La souveraineté, une mauvaise excuse

Opinion signée par Manon Schick, directrice de la Section suisse d’Amnesty International, parue le 28 mai 2013 dans le quotidien 24 Heures.
Depuis plus de deux ans maintenant, la communauté internationale assiste les bras croisés au drame qui se déroule en Syrie. En refusant d’agir au moment où cela aurait pu avoir un impact, elle a laissé dégénérer le conflit. La conférence internationale qui se réunira à Genève en juin aura fort à faire pour tenter de trouver une sortie à cette crise.

196_manon.jpg Manon Schick, directrice de la Section suisse d’Amnesty International © AI

La passivité du Conseil de sécurité de l’ONU est coupable. Le conflit a débuté par la répression d’une manifestation pacifique à Deraa, organisée pour protester contre l’arrestation arbitraire d’enfants qui avaient sprayé des slogans hostiles au gouvernement sur les murs de la ville. Les forces de sécurité syriennes ont ouvert le feu contre des personnes non armées, et la Syrie entière s’est embrasée en quelques mois.

Deux ans plus tard et malgré un bilan de plus de 70'000 morts, selon les estimations de l’ONU, les forces gouvernementales continuent de bombarder les civils, en recourant à des armes ou des pratiques interdites au niveau international, comme des bombes à sous-munitions ou des bombardements sans discernement. Les prisonniers qu'elles détiennent sont systématiquement soumis à la torture, victimes de disparitions forcées ou d’exécutions extrajudiciaires.

Les groupes armés de l'opposition, eux, recourent de plus en plus aux prises d'otages, ainsi qu'à la torture et aux exécutions sommaires de soldats et de civils capturés. Des mercenaires viennent de l’étranger pour combattre à leurs côtés, certains pays leur livrent des armes, tandis que la Russie poursuit ses livraisons d’équipements militaires au gouvernement de Bachar el Assad.

Combien faudra-t-il encore de morts de civils pour que le Conseil de sécurité de l’ONU saisisse enfin la Cour pénale internationale et que les responsables de ces crimes insupportables soient traduits en justice? Combien de morts jusqu’à ce que l’on stoppe les livraisons d’armes? Combien de millions supplémentaires de réfugiés jusqu’à ce qu’enfin la Russie et la Chine lâchent leur allié?

Ces pays invoquent régulièrement la «souveraineté», c’est-à-dire la non-ingérence dans les affaires internes d’un Etat, pour justifier leur veto à toute résolution du Conseil de sécurité. Mais peut-on invoquer la souveraineté quand un gouvernement massacre sa population, quand un pays s’embourbe dans un conflit aussi meurtrier, quand des enfants sont torturés ou recrutés comme soldats?
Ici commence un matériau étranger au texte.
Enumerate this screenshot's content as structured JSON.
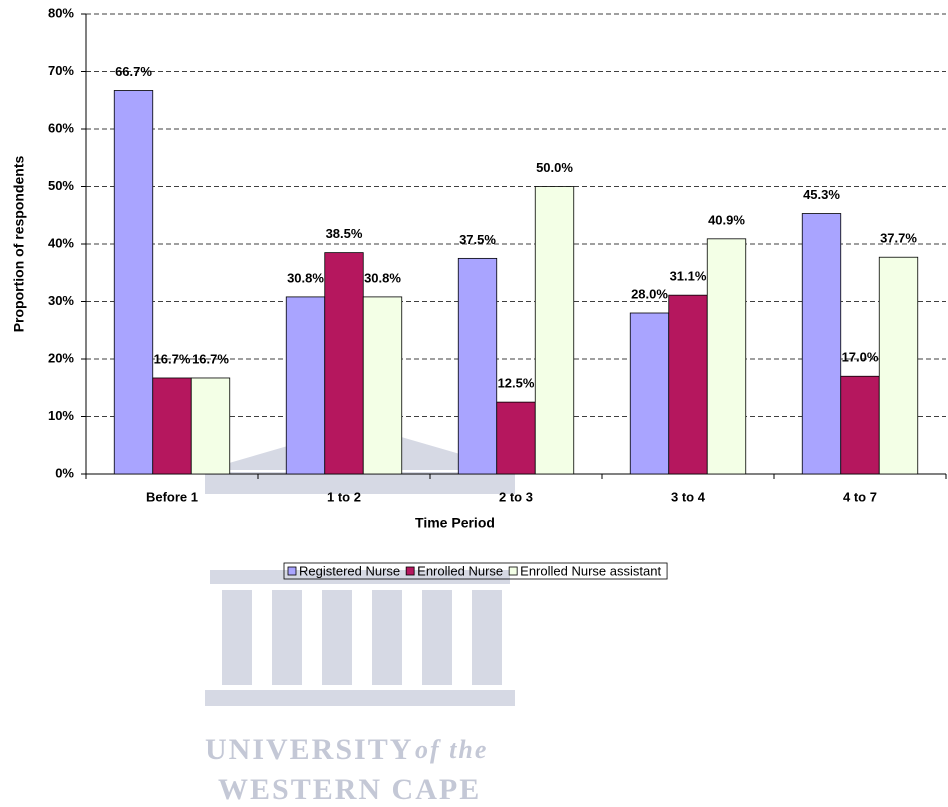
{
  "chart_data": {
    "type": "bar",
    "x_label": "Time Period",
    "y_label": "Proportion of respondents",
    "categories": [
      "Before 1",
      "1 to 2",
      "2 to 3",
      "3 to 4",
      "4 to 7"
    ],
    "series": [
      {
        "name": "Registered Nurse",
        "color": "#a9a4ff",
        "values": [
          66.7,
          30.8,
          37.5,
          28.0,
          45.3
        ],
        "value_labels": [
          "66.7%",
          "30.8%",
          "37.5%",
          "28.0%",
          "45.3%"
        ]
      },
      {
        "name": "Enrolled Nurse",
        "color": "#b5175e",
        "values": [
          16.7,
          38.5,
          12.5,
          31.1,
          17.0
        ],
        "value_labels": [
          "16.7%",
          "38.5%",
          "12.5%",
          "31.1%",
          "17.0%"
        ]
      },
      {
        "name": "Enrolled Nurse assistant",
        "color": "#f3ffe6",
        "values": [
          16.7,
          30.8,
          50.0,
          40.9,
          37.7
        ],
        "value_labels": [
          "16.7%",
          "30.8%",
          "50.0%",
          "40.9%",
          "37.7%"
        ]
      }
    ],
    "ylim": [
      0,
      80
    ],
    "yticks": [
      {
        "value": 0,
        "label": "0%"
      },
      {
        "value": 10,
        "label": "10%"
      },
      {
        "value": 20,
        "label": "20%"
      },
      {
        "value": 30,
        "label": "30%"
      },
      {
        "value": 40,
        "label": "40%"
      },
      {
        "value": 50,
        "label": "50%"
      },
      {
        "value": 60,
        "label": "60%"
      },
      {
        "value": 70,
        "label": "70%"
      },
      {
        "value": 80,
        "label": "80%"
      }
    ],
    "grid": true,
    "legend": "bottom"
  },
  "watermark": [
    "UNIVERSITY",
    "of the",
    "WESTERN CAPE"
  ]
}
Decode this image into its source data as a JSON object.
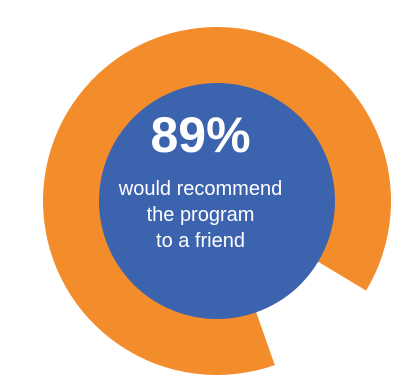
{
  "chart_data": {
    "type": "pie",
    "title": "",
    "slices": [
      {
        "label": "would recommend",
        "value": 89,
        "color": "#F38D2C"
      },
      {
        "label": "",
        "value": 11,
        "color": "#FFFFFF"
      }
    ],
    "center": {
      "value_label": "89%",
      "caption_lines": [
        "would recommend",
        "the program",
        "to a friend"
      ],
      "fill_color": "#3C63AE"
    }
  }
}
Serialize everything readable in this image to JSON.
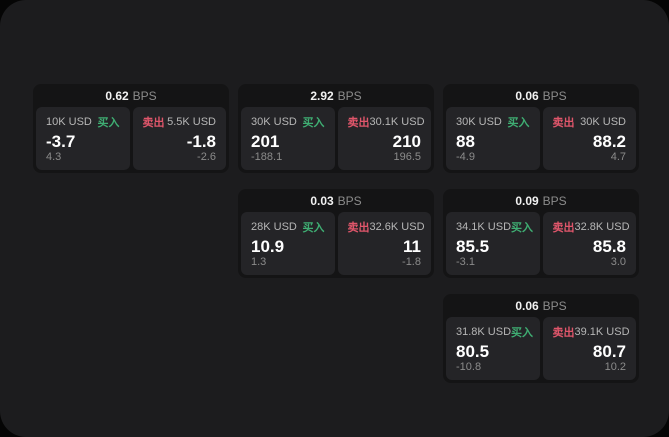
{
  "labels": {
    "bps_unit": "BPS",
    "buy": "买入",
    "sell": "卖出"
  },
  "colors": {
    "background": "#050505",
    "panel_bg": "#1c1c1e",
    "card_bg": "#141415",
    "box_bg": "#242427",
    "buy_green": "#3fae73",
    "sell_red": "#e0566b"
  },
  "cards": [
    {
      "bps": "0.62",
      "grid": {
        "row": 1,
        "col": 1
      },
      "buy": {
        "amount": "10K USD",
        "value": "-3.7",
        "sub": "4.3"
      },
      "sell": {
        "amount": "5.5K USD",
        "value": "-1.8",
        "sub": "-2.6"
      }
    },
    {
      "bps": "2.92",
      "grid": {
        "row": 1,
        "col": 2
      },
      "buy": {
        "amount": "30K USD",
        "value": "201",
        "sub": "-188.1"
      },
      "sell": {
        "amount": "30.1K USD",
        "value": "210",
        "sub": "196.5"
      }
    },
    {
      "bps": "0.06",
      "grid": {
        "row": 1,
        "col": 3
      },
      "buy": {
        "amount": "30K USD",
        "value": "88",
        "sub": "-4.9"
      },
      "sell": {
        "amount": "30K USD",
        "value": "88.2",
        "sub": "4.7"
      }
    },
    {
      "bps": "0.03",
      "grid": {
        "row": 2,
        "col": 2
      },
      "buy": {
        "amount": "28K USD",
        "value": "10.9",
        "sub": "1.3"
      },
      "sell": {
        "amount": "32.6K USD",
        "value": "11",
        "sub": "-1.8"
      }
    },
    {
      "bps": "0.09",
      "grid": {
        "row": 2,
        "col": 3
      },
      "buy": {
        "amount": "34.1K USD",
        "value": "85.5",
        "sub": "-3.1"
      },
      "sell": {
        "amount": "32.8K USD",
        "value": "85.8",
        "sub": "3.0"
      }
    },
    {
      "bps": "0.06",
      "grid": {
        "row": 3,
        "col": 3
      },
      "buy": {
        "amount": "31.8K USD",
        "value": "80.5",
        "sub": "-10.8"
      },
      "sell": {
        "amount": "39.1K USD",
        "value": "80.7",
        "sub": "10.2"
      }
    }
  ]
}
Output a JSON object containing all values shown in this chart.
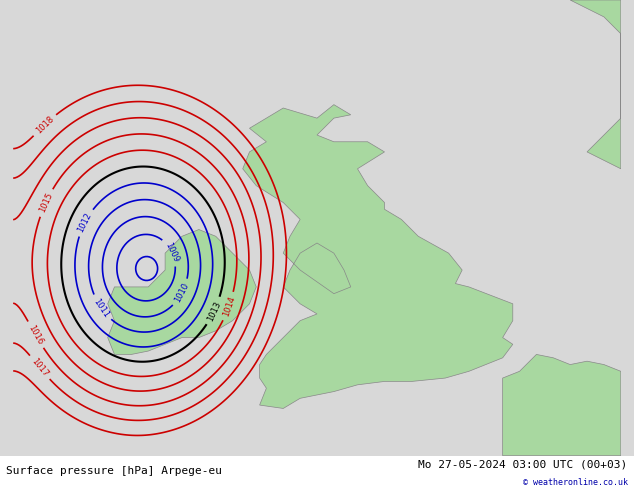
{
  "title_left": "Surface pressure [hPa] Arpege-eu",
  "title_right": "Mo 27-05-2024 03:00 UTC (00+03)",
  "copyright": "© weatheronline.co.uk",
  "bg_color": "#d8d8d8",
  "land_color": "#a8d8a0",
  "sea_color": "#d8d8d8",
  "blue_line_color": "#0000cc",
  "red_line_color": "#cc0000",
  "black_line_color": "#000000",
  "label_fontsize": 7,
  "footer_fontsize": 8
}
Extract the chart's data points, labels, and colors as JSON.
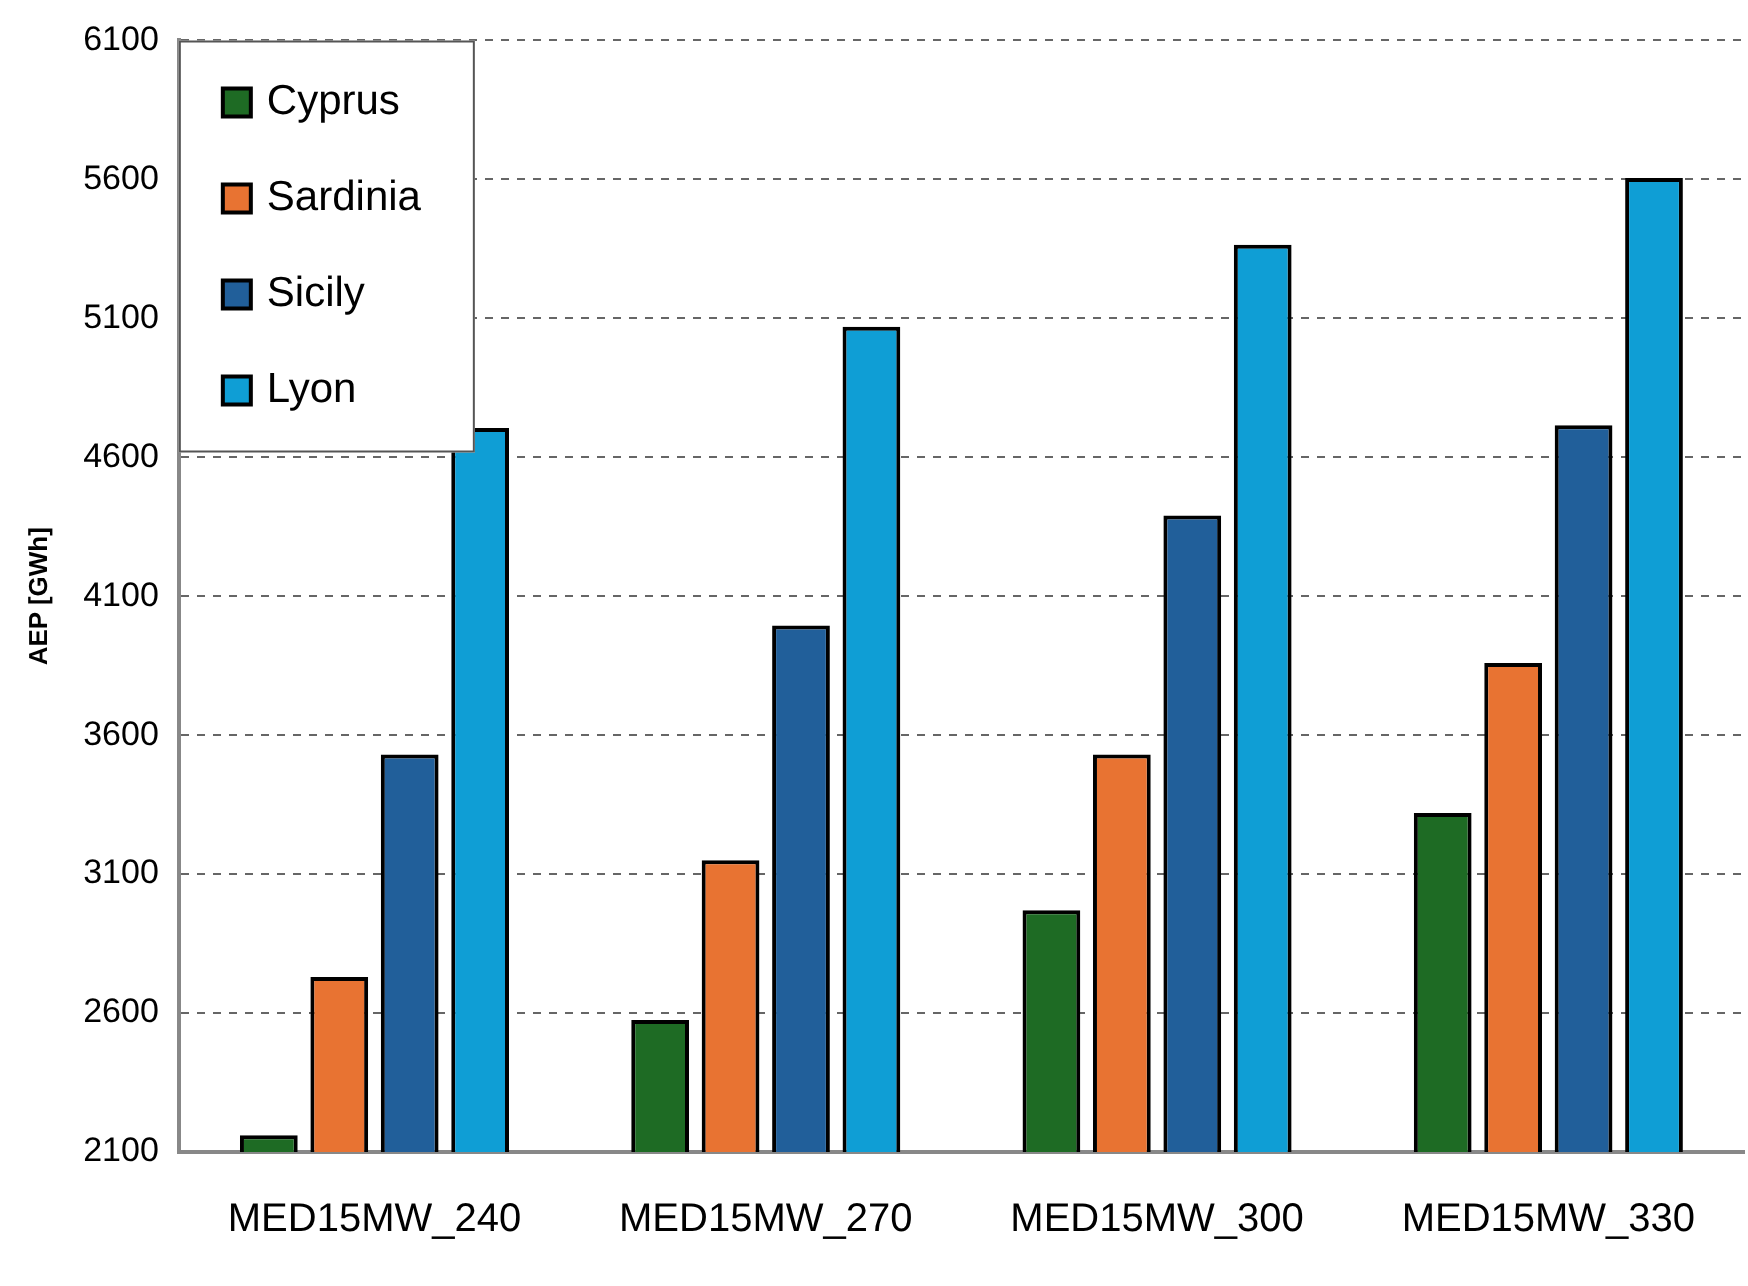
{
  "chart_data": {
    "type": "bar",
    "ylabel": "AEP [GWh]",
    "categories": [
      "MED15MW_240",
      "MED15MW_270",
      "MED15MW_300",
      "MED15MW_330"
    ],
    "series": [
      {
        "name": "Cyprus",
        "color": "#1e6b24",
        "values": [
          2160,
          2575,
          2970,
          3320
        ]
      },
      {
        "name": "Sardinia",
        "color": "#e87332",
        "values": [
          2730,
          3150,
          3530,
          3860
        ]
      },
      {
        "name": "Sicily",
        "color": "#215f9a",
        "values": [
          3530,
          3995,
          4390,
          4715
        ]
      },
      {
        "name": "Lyon",
        "color": "#0f9ed5",
        "values": [
          4705,
          5070,
          5365,
          5605
        ]
      }
    ],
    "ylim": [
      2100,
      6100
    ],
    "yticks": [
      2100,
      2600,
      3100,
      3600,
      4100,
      4600,
      5100,
      5600,
      6100
    ],
    "grid": "y",
    "legend": "top left"
  }
}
Le conflit syrien n’est pas une affaire interne à la Syrie. Il s’agit d’une crise internationale, ne serait-ce que parce que plus de 1,5 million de personnes ont franchi la frontière et se sont réfugiées en Turquie, au Liban et en Jordanie. Même si on fermait les yeux sur ce qui se passe à l’intérieur des frontières syriennes, la crise humanitaire à laquelle sont confrontés les réfugiés syriens exigerait au minimum une condamnation ferme des violations commises par toutes les parties au conflit. La passivité au nom du respect de la souveraineté des Etats est inexcusable.